Of course, we usually don’t bother coding this in by hand - there are existing libraries that handle all of this for us, but it is nice to know that we could manually do these calculations if we needed to.

The pixel in the center of the red square is black in the original image, but after using an averaging filter becomes a dark grey.

In our case the filter consists of all equal numbers, so the effect of the filter is to average out the values of the surrounding pixels, which creates a blurring effect in the filtered image. We can achieve other image processing effects by choosing different filters - a filter with negative values around the outside and a large value in the center creates a sharpening effect, whilst negative values on the left and positive values on the right produce an image that is bright whenever there are changes in brightness when moving from left to right. In other words, this filter detects vertical lines in the original image. More generally, applying a convolutional filter can be used to automatically detect features of an image.

Now that we understand how convolution works, the concept of a convolutional layer in a neural network is quite simple. A convolutional layer consists of a specified number of filters that takes some input image, applies the filters, and produce the output filtered images - the filters act to detect features of the input image such as vertical and horizontal lines. Since convolutional layers detect features from an input image, we can take the output of a convolutional layer and use it as the input of a new convolutional layer, stacking layers on top of each other, so that the model can identify features within features. The fascinating thing about CNNs is that the filters are not manually coded into the model by hand - they are precisely the weights of the neural network that get updated automatically during training. The model automatically learns which features it needs to detect based on the data.


Conclusion


Convolutional Neural Networks are extremely versatile tools and have found widespread use in an impressive array of applications. Together with fully-connected neural networks and recurrent neural networks, CNNs form a core part of many modern machine-learning models. If you would like to know more about how we have used CNNs at dida, check out the project descriptions for the following projects:


Frequently Asked Questions


What are some common usages and variations of a CNN?

  • LeNet-5: One of the first CNN architectures, used to perform handwritten digit recognition and other classification tasks.  

  • ResNet:  Residual networks include skip connections that allow the training of very deep models. 

  • U-Net: A CNN which begins with a contracting network, followed by an expanding network. The “down and then up” architecture is often depicted as a U, whence the model gets its name. Useful for image segmentation tasks.

  • YOLO: YOLO and its variations are real-time detection networks that focus on speed and efficiency.

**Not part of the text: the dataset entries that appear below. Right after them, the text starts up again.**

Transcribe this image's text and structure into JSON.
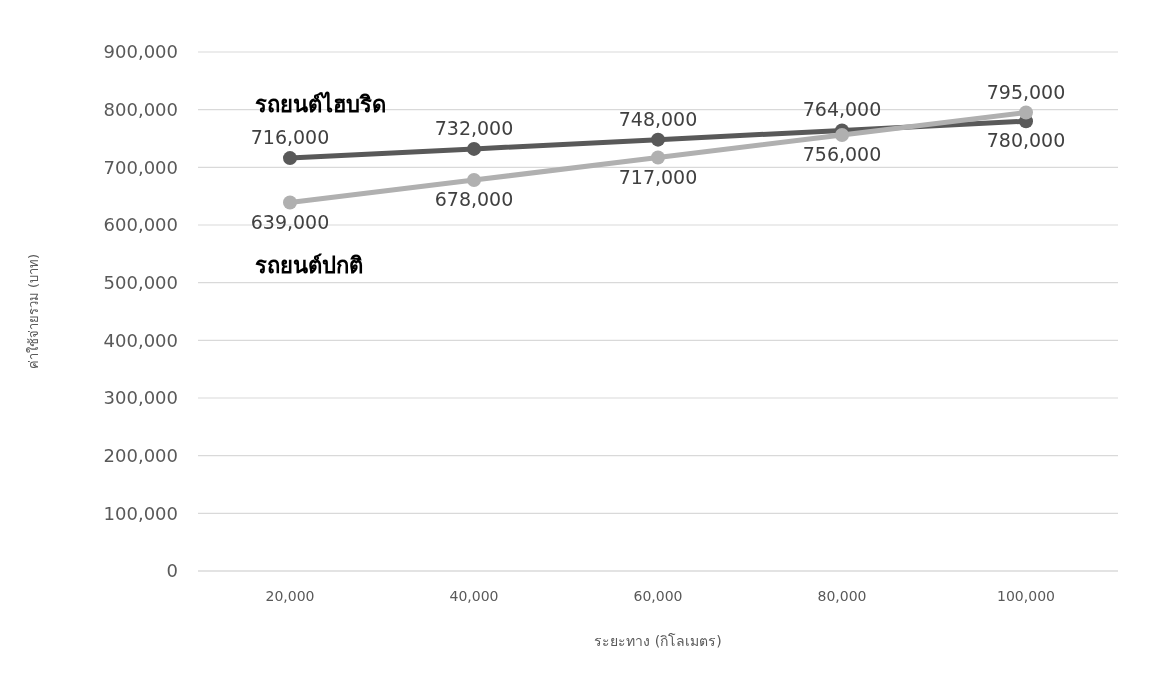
{
  "chart_data": {
    "type": "line",
    "xlabel": "ระยะทาง (กิโลเมตร)",
    "ylabel": "ค่าใช้จ่ายรวม (บาท)",
    "categories": [
      "20,000",
      "40,000",
      "60,000",
      "80,000",
      "100,000"
    ],
    "series": [
      {
        "name": "รถยนต์ไฮบริด",
        "color": "#595959",
        "values": [
          716000,
          732000,
          748000,
          764000,
          780000
        ],
        "value_labels": [
          "716,000",
          "732,000",
          "748,000",
          "764,000",
          "780,000"
        ]
      },
      {
        "name": "รถยนต์ปกติ",
        "color": "#b0b0b0",
        "values": [
          639000,
          678000,
          717000,
          756000,
          795000
        ],
        "value_labels": [
          "639,000",
          "678,000",
          "717,000",
          "756,000",
          "795,000"
        ]
      }
    ],
    "ylim": [
      0,
      900000
    ],
    "yticks": [
      {
        "value": 0,
        "label": "0"
      },
      {
        "value": 100000,
        "label": "100,000"
      },
      {
        "value": 200000,
        "label": "200,000"
      },
      {
        "value": 300000,
        "label": "300,000"
      },
      {
        "value": 400000,
        "label": "400,000"
      },
      {
        "value": 500000,
        "label": "500,000"
      },
      {
        "value": 600000,
        "label": "600,000"
      },
      {
        "value": 700000,
        "label": "700,000"
      },
      {
        "value": 800000,
        "label": "800,000"
      },
      {
        "value": 900000,
        "label": "900,000"
      }
    ],
    "grid": "y",
    "marker": "circle",
    "line_style": "solid"
  }
}
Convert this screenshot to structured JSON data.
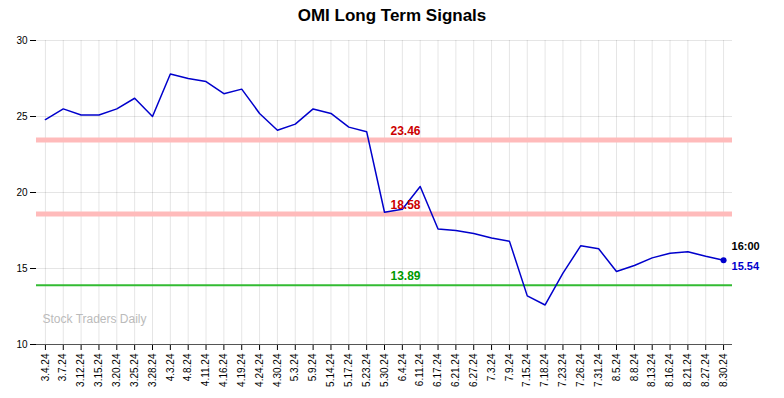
{
  "chart_data": {
    "type": "line",
    "title": "OMI Long Term Signals",
    "categories": [
      "3.4.24",
      "3.7.24",
      "3.12.24",
      "3.15.24",
      "3.20.24",
      "3.25.24",
      "3.28.24",
      "4.3.24",
      "4.8.24",
      "4.11.24",
      "4.16.24",
      "4.19.24",
      "4.24.24",
      "4.30.24",
      "5.3.24",
      "5.9.24",
      "5.14.24",
      "5.17.24",
      "5.23.24",
      "5.30.24",
      "6.4.24",
      "6.11.24",
      "6.17.24",
      "6.21.24",
      "6.27.24",
      "7.3.24",
      "7.9.24",
      "7.15.24",
      "7.18.24",
      "7.23.24",
      "7.26.24",
      "7.31.24",
      "8.5.24",
      "8.8.24",
      "8.13.24",
      "8.16.24",
      "8.21.24",
      "8.27.24",
      "8.30.24"
    ],
    "values": [
      24.8,
      25.5,
      25.1,
      25.1,
      25.5,
      26.2,
      25.0,
      27.8,
      27.5,
      27.3,
      26.5,
      26.8,
      25.2,
      24.1,
      24.5,
      25.5,
      25.2,
      24.3,
      24.0,
      18.7,
      18.9,
      20.4,
      17.6,
      17.5,
      17.3,
      17.0,
      16.8,
      13.2,
      12.6,
      14.7,
      16.5,
      16.3,
      14.8,
      15.2,
      15.7,
      16.0,
      16.1,
      15.8,
      15.54
    ],
    "color": "#0000cc",
    "ylim": [
      10,
      30
    ],
    "yticks": [
      10,
      15,
      20,
      25,
      30
    ],
    "grid": true,
    "hlines": [
      {
        "y": 23.46,
        "label": "23.46",
        "color": "#ffbbbb",
        "label_color": "#cc0000"
      },
      {
        "y": 18.58,
        "label": "18.58",
        "color": "#ffbbbb",
        "label_color": "#cc0000"
      },
      {
        "y": 13.89,
        "label": "13.89",
        "color": "#33bb33",
        "label_color": "#009900"
      }
    ],
    "last_label": "16:00",
    "last_value_label": "15.54",
    "endpoint_color": "#0000cc",
    "watermark": "Stock Traders Daily",
    "watermark_color": "#bbbbbb"
  }
}
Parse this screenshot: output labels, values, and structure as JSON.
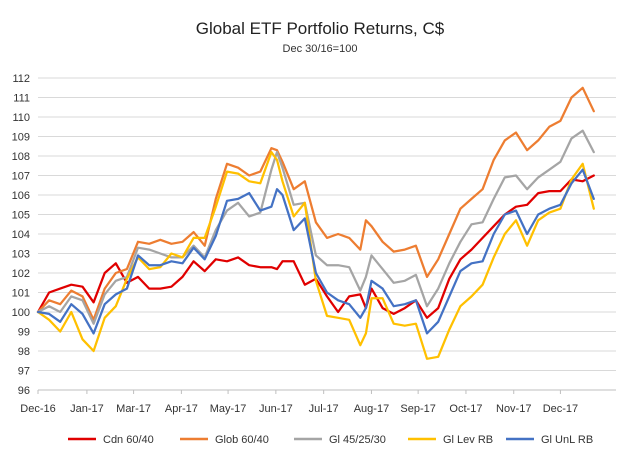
{
  "chart_data": {
    "type": "line",
    "title": "Global ETF Portfolio Returns, C$",
    "subtitle": "Dec 30/16=100",
    "xlabel": "",
    "ylabel": "",
    "ylim": [
      96,
      112
    ],
    "yticks": [
      96,
      97,
      98,
      99,
      100,
      101,
      102,
      103,
      104,
      105,
      106,
      107,
      108,
      109,
      110,
      111,
      112
    ],
    "xlim": [
      0,
      52
    ],
    "xticks": [
      {
        "label": "Dec-16",
        "x": 0
      },
      {
        "label": "Jan-17",
        "x": 4.4
      },
      {
        "label": "Mar-17",
        "x": 8.6
      },
      {
        "label": "Apr-17",
        "x": 12.9
      },
      {
        "label": "May-17",
        "x": 17.1
      },
      {
        "label": "Jun-17",
        "x": 21.4
      },
      {
        "label": "Jul-17",
        "x": 25.7
      },
      {
        "label": "Aug-17",
        "x": 30
      },
      {
        "label": "Sep-17",
        "x": 34.2
      },
      {
        "label": "Oct-17",
        "x": 38.5
      },
      {
        "label": "Nov-17",
        "x": 42.8
      },
      {
        "label": "Dec-17",
        "x": 47
      }
    ],
    "grid": true,
    "legend_position": "bottom",
    "series": [
      {
        "name": "Cdn 60/40",
        "color": "#e00000",
        "x": [
          0,
          1,
          2,
          3,
          4,
          5,
          6,
          7,
          8,
          9,
          10,
          11,
          12,
          13,
          14,
          15,
          16,
          17,
          18,
          19,
          20,
          21,
          21.5,
          22,
          23,
          24,
          25,
          26,
          27,
          28,
          29,
          29.5,
          30,
          31,
          32,
          33,
          34,
          35,
          36,
          37,
          38,
          39,
          40,
          41,
          42,
          43,
          44,
          45,
          46,
          47,
          48,
          49,
          50
        ],
        "values": [
          100,
          101,
          101.2,
          101.4,
          101.3,
          100.5,
          102,
          102.5,
          101.5,
          101.8,
          101.2,
          101.2,
          101.3,
          101.8,
          102.6,
          102.1,
          102.7,
          102.6,
          102.8,
          102.4,
          102.3,
          102.3,
          102.2,
          102.6,
          102.6,
          101.4,
          101.7,
          100.8,
          100,
          100.8,
          100.9,
          100.2,
          101.2,
          100.2,
          99.9,
          100.2,
          100.6,
          99.7,
          100.2,
          101.7,
          102.7,
          103.2,
          103.8,
          104.4,
          105,
          105.4,
          105.5,
          106.1,
          106.2,
          106.2,
          106.8,
          106.7,
          107
        ]
      },
      {
        "name": "Glob 60/40",
        "color": "#ed7d31",
        "x": [
          0,
          1,
          2,
          3,
          4,
          5,
          6,
          7,
          8,
          9,
          10,
          11,
          12,
          13,
          14,
          15,
          16,
          17,
          18,
          19,
          20,
          21,
          21.5,
          22,
          23,
          24,
          25,
          26,
          27,
          28,
          29,
          29.5,
          30,
          31,
          32,
          33,
          34,
          35,
          36,
          37,
          38,
          39,
          40,
          41,
          42,
          43,
          44,
          45,
          46,
          47,
          48,
          49,
          50
        ],
        "values": [
          100,
          100.6,
          100.4,
          101.1,
          100.8,
          99.6,
          101.2,
          102,
          102.2,
          103.6,
          103.5,
          103.7,
          103.5,
          103.6,
          104.1,
          103.4,
          105.8,
          107.6,
          107.4,
          107,
          107.2,
          108.4,
          108.3,
          107.7,
          106.3,
          106.7,
          104.6,
          103.8,
          104,
          103.8,
          103.2,
          104.7,
          104.4,
          103.6,
          103.1,
          103.2,
          103.4,
          101.8,
          102.7,
          104,
          105.3,
          105.8,
          106.3,
          107.8,
          108.8,
          109.2,
          108.3,
          108.8,
          109.5,
          109.8,
          111,
          111.5,
          110.3
        ]
      },
      {
        "name": "Gl 45/25/30",
        "color": "#a5a5a5",
        "x": [
          0,
          1,
          2,
          3,
          4,
          5,
          6,
          7,
          8,
          9,
          10,
          11,
          12,
          13,
          14,
          15,
          16,
          17,
          18,
          19,
          20,
          21,
          21.5,
          22,
          23,
          24,
          25,
          26,
          27,
          28,
          29,
          29.5,
          30,
          31,
          32,
          33,
          34,
          35,
          36,
          37,
          38,
          39,
          40,
          41,
          42,
          43,
          44,
          45,
          46,
          47,
          48,
          49,
          50
        ],
        "values": [
          100,
          100.3,
          100,
          100.8,
          100.6,
          99.4,
          100.9,
          101.6,
          101.8,
          103.3,
          103.2,
          103,
          102.8,
          102.8,
          103.4,
          102.8,
          104.2,
          105.2,
          105.6,
          104.9,
          105.1,
          107.3,
          108.2,
          107.4,
          105.5,
          105.6,
          102.9,
          102.4,
          102.4,
          102.3,
          101.1,
          101.8,
          102.9,
          102.2,
          101.5,
          101.6,
          101.9,
          100.3,
          101.2,
          102.5,
          103.6,
          104.5,
          104.6,
          105.8,
          106.9,
          107,
          106.3,
          106.9,
          107.3,
          107.7,
          108.9,
          109.3,
          108.2
        ]
      },
      {
        "name": "Gl Lev RB",
        "color": "#ffc000",
        "x": [
          0,
          1,
          2,
          3,
          4,
          5,
          6,
          7,
          8,
          9,
          10,
          11,
          12,
          13,
          14,
          15,
          16,
          17,
          18,
          19,
          20,
          21,
          21.5,
          22,
          23,
          24,
          25,
          26,
          27,
          28,
          29,
          29.5,
          30,
          31,
          32,
          33,
          34,
          35,
          36,
          37,
          38,
          39,
          40,
          41,
          42,
          43,
          44,
          45,
          46,
          47,
          48,
          49,
          50
        ],
        "values": [
          100,
          99.6,
          99,
          100,
          98.6,
          98,
          99.7,
          100.3,
          101.7,
          102.8,
          102.2,
          102.3,
          103,
          102.8,
          103.8,
          103.8,
          105.4,
          107.2,
          107.1,
          106.7,
          106.6,
          108.2,
          107.8,
          106.7,
          104.9,
          105.6,
          101.6,
          99.8,
          99.7,
          99.6,
          98.3,
          98.9,
          100.7,
          100.7,
          99.4,
          99.3,
          99.4,
          97.6,
          97.7,
          99.1,
          100.3,
          100.8,
          101.4,
          102.8,
          104,
          104.7,
          103.4,
          104.7,
          105.1,
          105.3,
          106.8,
          107.6,
          105.3
        ]
      },
      {
        "name": "Gl UnL RB",
        "color": "#4472c4",
        "x": [
          0,
          1,
          2,
          3,
          4,
          5,
          6,
          7,
          8,
          9,
          10,
          11,
          12,
          13,
          14,
          15,
          16,
          17,
          18,
          19,
          20,
          21,
          21.5,
          22,
          23,
          24,
          25,
          26,
          27,
          28,
          29,
          29.5,
          30,
          31,
          32,
          33,
          34,
          35,
          36,
          37,
          38,
          39,
          40,
          41,
          42,
          43,
          44,
          45,
          46,
          47,
          48,
          49,
          50
        ],
        "values": [
          100,
          99.9,
          99.5,
          100.4,
          99.9,
          98.9,
          100.4,
          100.9,
          101.2,
          102.9,
          102.4,
          102.4,
          102.6,
          102.5,
          103.3,
          102.7,
          103.9,
          105.7,
          105.8,
          106.1,
          105.2,
          105.4,
          106.3,
          106,
          104.2,
          104.8,
          102,
          101,
          100.6,
          100.4,
          99.7,
          100.2,
          101.6,
          101.2,
          100.3,
          100.4,
          100.6,
          98.9,
          99.5,
          100.8,
          102.1,
          102.5,
          102.6,
          104,
          105,
          105.2,
          104,
          105,
          105.3,
          105.5,
          106.6,
          107.3,
          105.8
        ]
      }
    ]
  }
}
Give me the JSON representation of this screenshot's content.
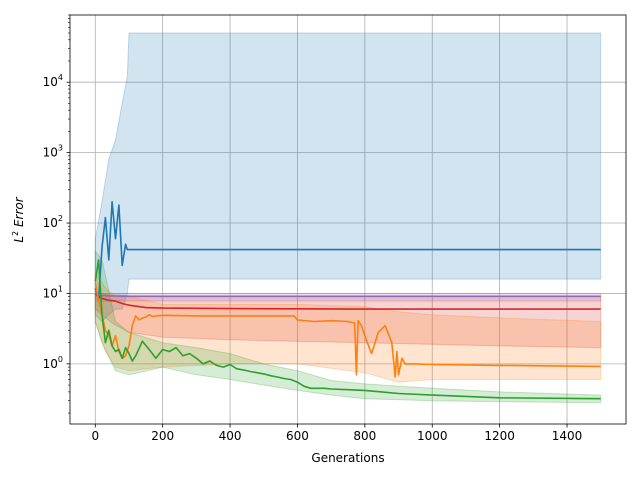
{
  "chart_data": {
    "type": "line",
    "xlabel": "Generations",
    "ylabel_main": "L",
    "ylabel_sup": "2",
    "ylabel_rest": " Error",
    "yscale": "log",
    "xlim": [
      -75,
      1575
    ],
    "ylim": [
      0.14,
      90000
    ],
    "x_ticks": [
      0,
      200,
      400,
      600,
      800,
      1000,
      1200,
      1400
    ],
    "x_tick_labels": [
      "0",
      "200",
      "400",
      "600",
      "800",
      "1000",
      "1200",
      "1400"
    ],
    "y_ticks": [
      1,
      10,
      100,
      1000,
      10000
    ],
    "y_tick_labels": [
      {
        "base": "10",
        "exp": "0"
      },
      {
        "base": "10",
        "exp": "1"
      },
      {
        "base": "10",
        "exp": "2"
      },
      {
        "base": "10",
        "exp": "3"
      },
      {
        "base": "10",
        "exp": "4"
      }
    ],
    "grid": true,
    "legend": "none",
    "series": [
      {
        "color": "#1f77b4",
        "x": [
          0,
          10,
          20,
          30,
          40,
          50,
          60,
          70,
          80,
          90,
          95,
          100,
          200,
          600,
          1000,
          1500
        ],
        "y": [
          12,
          8,
          45,
          120,
          30,
          200,
          60,
          180,
          25,
          50,
          42,
          42,
          42,
          42,
          42,
          42
        ],
        "band_x": [
          0,
          20,
          40,
          60,
          80,
          95,
          100,
          1500
        ],
        "band_lo": [
          5,
          4,
          5,
          6,
          6,
          10,
          16,
          16
        ],
        "band_hi": [
          60,
          200,
          800,
          1500,
          5000,
          12000,
          50000,
          50000
        ]
      },
      {
        "color": "#9467bd",
        "x": [
          0,
          20,
          50,
          100,
          1500
        ],
        "y": [
          9.5,
          9.3,
          9.2,
          9.1,
          9.1
        ],
        "band_x": [
          0,
          1500
        ],
        "band_lo": [
          7.8,
          7.8
        ],
        "band_hi": [
          10,
          10
        ]
      },
      {
        "color": "#d62728",
        "x": [
          0,
          20,
          40,
          60,
          80,
          100,
          150,
          200,
          400,
          800,
          1200,
          1500
        ],
        "y": [
          9.8,
          8.5,
          8.0,
          7.8,
          7.2,
          6.8,
          6.3,
          6.2,
          6.1,
          6.0,
          6.0,
          6.0
        ],
        "band_x": [
          0,
          50,
          100,
          200,
          400,
          800,
          1200,
          1500
        ],
        "band_lo": [
          6,
          3.8,
          2.8,
          2.4,
          2.2,
          2.0,
          1.8,
          1.7
        ],
        "band_hi": [
          10,
          9.5,
          9.3,
          9.2,
          9.2,
          9.2,
          9.2,
          9.2
        ]
      },
      {
        "color": "#ff7f0e",
        "x": [
          0,
          10,
          20,
          30,
          40,
          50,
          60,
          70,
          80,
          90,
          100,
          110,
          120,
          130,
          140,
          150,
          160,
          170,
          180,
          200,
          300,
          400,
          500,
          590,
          600,
          650,
          700,
          750,
          770,
          775,
          780,
          790,
          800,
          820,
          840,
          860,
          880,
          890,
          895,
          900,
          910,
          920,
          950,
          1000,
          1200,
          1500
        ],
        "y": [
          14,
          8,
          5,
          3,
          2.5,
          1.8,
          2.5,
          1.5,
          1.2,
          1.3,
          1.8,
          3.5,
          4.8,
          4.2,
          4.5,
          4.6,
          5.0,
          4.7,
          4.8,
          4.9,
          4.8,
          4.8,
          4.8,
          4.8,
          4.2,
          4.0,
          4.1,
          4.0,
          3.8,
          0.7,
          4.1,
          3.5,
          2.5,
          1.4,
          2.8,
          3.5,
          2.0,
          0.65,
          1.5,
          0.7,
          1.2,
          1.0,
          1.0,
          0.98,
          0.95,
          0.92
        ],
        "band_x": [
          0,
          30,
          60,
          100,
          150,
          200,
          400,
          600,
          800,
          900,
          1000,
          1200,
          1500
        ],
        "band_lo": [
          4,
          1.5,
          0.9,
          0.8,
          0.85,
          0.9,
          1.0,
          1.0,
          0.75,
          0.55,
          0.6,
          0.6,
          0.6
        ],
        "band_hi": [
          20,
          12,
          9,
          9,
          8,
          7,
          7,
          7,
          6.5,
          5.5,
          5.0,
          4.5,
          4.0
        ]
      },
      {
        "color": "#2ca02c",
        "x": [
          0,
          10,
          20,
          30,
          40,
          50,
          60,
          70,
          80,
          90,
          100,
          110,
          120,
          140,
          160,
          180,
          200,
          220,
          240,
          260,
          280,
          300,
          320,
          340,
          360,
          380,
          400,
          420,
          440,
          460,
          480,
          500,
          520,
          540,
          560,
          580,
          600,
          620,
          640,
          680,
          700,
          750,
          800,
          850,
          900,
          1000,
          1200,
          1500
        ],
        "y": [
          15,
          30,
          5,
          2,
          3,
          1.8,
          1.5,
          1.6,
          1.2,
          1.7,
          1.4,
          1.1,
          1.3,
          2.1,
          1.6,
          1.2,
          1.6,
          1.5,
          1.7,
          1.3,
          1.4,
          1.2,
          1.0,
          1.1,
          0.95,
          0.9,
          0.98,
          0.85,
          0.82,
          0.78,
          0.75,
          0.72,
          0.68,
          0.65,
          0.62,
          0.6,
          0.55,
          0.48,
          0.45,
          0.45,
          0.44,
          0.43,
          0.42,
          0.4,
          0.38,
          0.36,
          0.33,
          0.32
        ],
        "band_x": [
          0,
          20,
          60,
          100,
          200,
          300,
          400,
          500,
          600,
          700,
          800,
          1000,
          1200,
          1500
        ],
        "band_lo": [
          4,
          2,
          0.8,
          0.7,
          0.9,
          0.7,
          0.6,
          0.5,
          0.42,
          0.36,
          0.32,
          0.3,
          0.29,
          0.28
        ],
        "band_hi": [
          40,
          30,
          4,
          2.8,
          2.0,
          1.7,
          1.4,
          1.0,
          0.8,
          0.58,
          0.52,
          0.45,
          0.4,
          0.36
        ]
      }
    ]
  }
}
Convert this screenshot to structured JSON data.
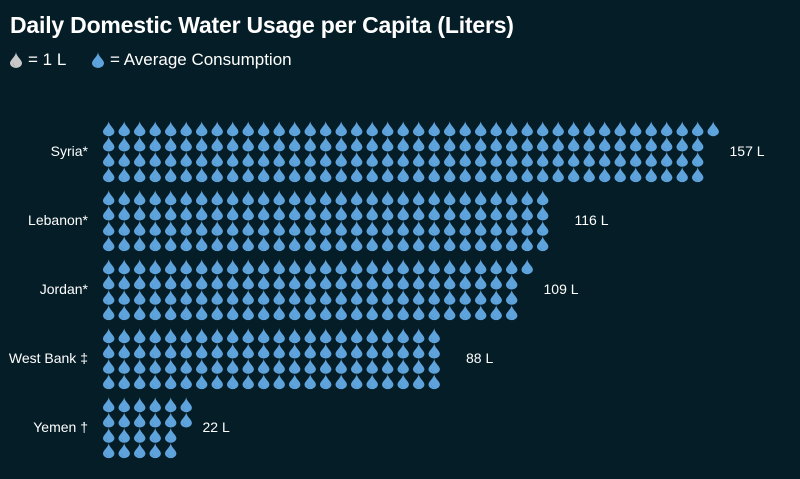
{
  "chart_data": {
    "type": "pictogram",
    "title": "Daily Domestic Water Usage per Capita (Liters)",
    "legend": [
      {
        "icon": "water-drop-gray",
        "label": "= 1 L"
      },
      {
        "icon": "water-drop-blue",
        "label": "= Average Consumption"
      }
    ],
    "unit_per_icon": 1,
    "rows_per_category": 4,
    "categories": [
      "Syria*",
      "Lebanon*",
      "Jordan*",
      "West Bank ‡",
      "Yemen †"
    ],
    "values": [
      157,
      116,
      109,
      88,
      22
    ],
    "value_labels": [
      "157 L",
      "116 L",
      "109 L",
      "88 L",
      "22 L"
    ]
  },
  "colors": {
    "background": "#041d26",
    "drop": "#5fa3dc",
    "drop_shade": "#2f6ea3",
    "legend_drop": "#c8c8c8",
    "text": "#ffffff"
  }
}
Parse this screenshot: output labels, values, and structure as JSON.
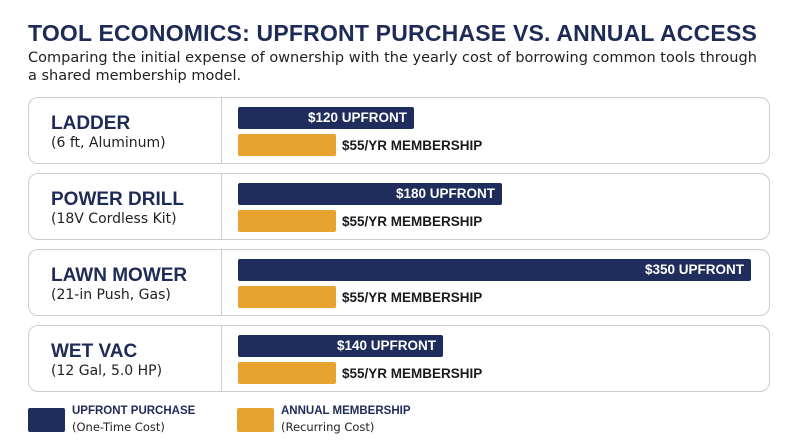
{
  "header": {
    "title": "TOOL ECONOMICS: UPFRONT PURCHASE VS. ANNUAL ACCESS",
    "subtitle": "Comparing the initial expense of ownership with the yearly cost of borrowing common tools through a shared membership model."
  },
  "colors": {
    "upfront": "#1f2d5c",
    "membership": "#e8a32e"
  },
  "chart_data": {
    "type": "bar",
    "orientation": "horizontal",
    "title": "TOOL ECONOMICS: UPFRONT PURCHASE VS. ANNUAL ACCESS",
    "categories": [
      "LADDER",
      "POWER DRILL",
      "LAWN MOWER",
      "WET VAC"
    ],
    "category_specs": [
      "(6 ft, Aluminum)",
      "(18V Cordless Kit)",
      "(21-in Push, Gas)",
      "(12 Gal, 5.0 HP)"
    ],
    "series": [
      {
        "name": "UPFRONT PURCHASE",
        "values": [
          120,
          180,
          350,
          140
        ],
        "labels": [
          "$120 UPFRONT",
          "$180 UPFRONT",
          "$350 UPFRONT",
          "$140 UPFRONT"
        ]
      },
      {
        "name": "ANNUAL MEMBERSHIP",
        "values": [
          55,
          55,
          55,
          55
        ],
        "labels": [
          "$55/YR MEMBERSHIP",
          "$55/YR MEMBERSHIP",
          "$55/YR MEMBERSHIP",
          "$55/YR MEMBERSHIP"
        ]
      }
    ],
    "xlim": [
      0,
      350
    ],
    "grid": false,
    "legend": {
      "placement": "bottom-left",
      "items": [
        {
          "title": "UPFRONT PURCHASE",
          "sub": "(One-Time Cost)"
        },
        {
          "title": "ANNUAL MEMBERSHIP",
          "sub": "(Recurring Cost)"
        }
      ]
    }
  }
}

  • DenseNet: A CNN where each layer receives input from ALL previous layers, not just the most recent. This encourages the model to reuse features and reduces the vanishing gradient problem. 

Are there any Python packages that will allow me to more easily use CNNs? 

Yes, It is very easy to implement CNNs in Python, and both Tensorflow and PyTorch have simple tutorials that will help get you started in creating and training your first CNN. In addition, TorchVision (a computer-vision package designed for use with PyTorch) has an extensive collection of models that have been pre-trained on large datasets of labeled images and can often be used out-of-the-box on many image classification and segmentation problems.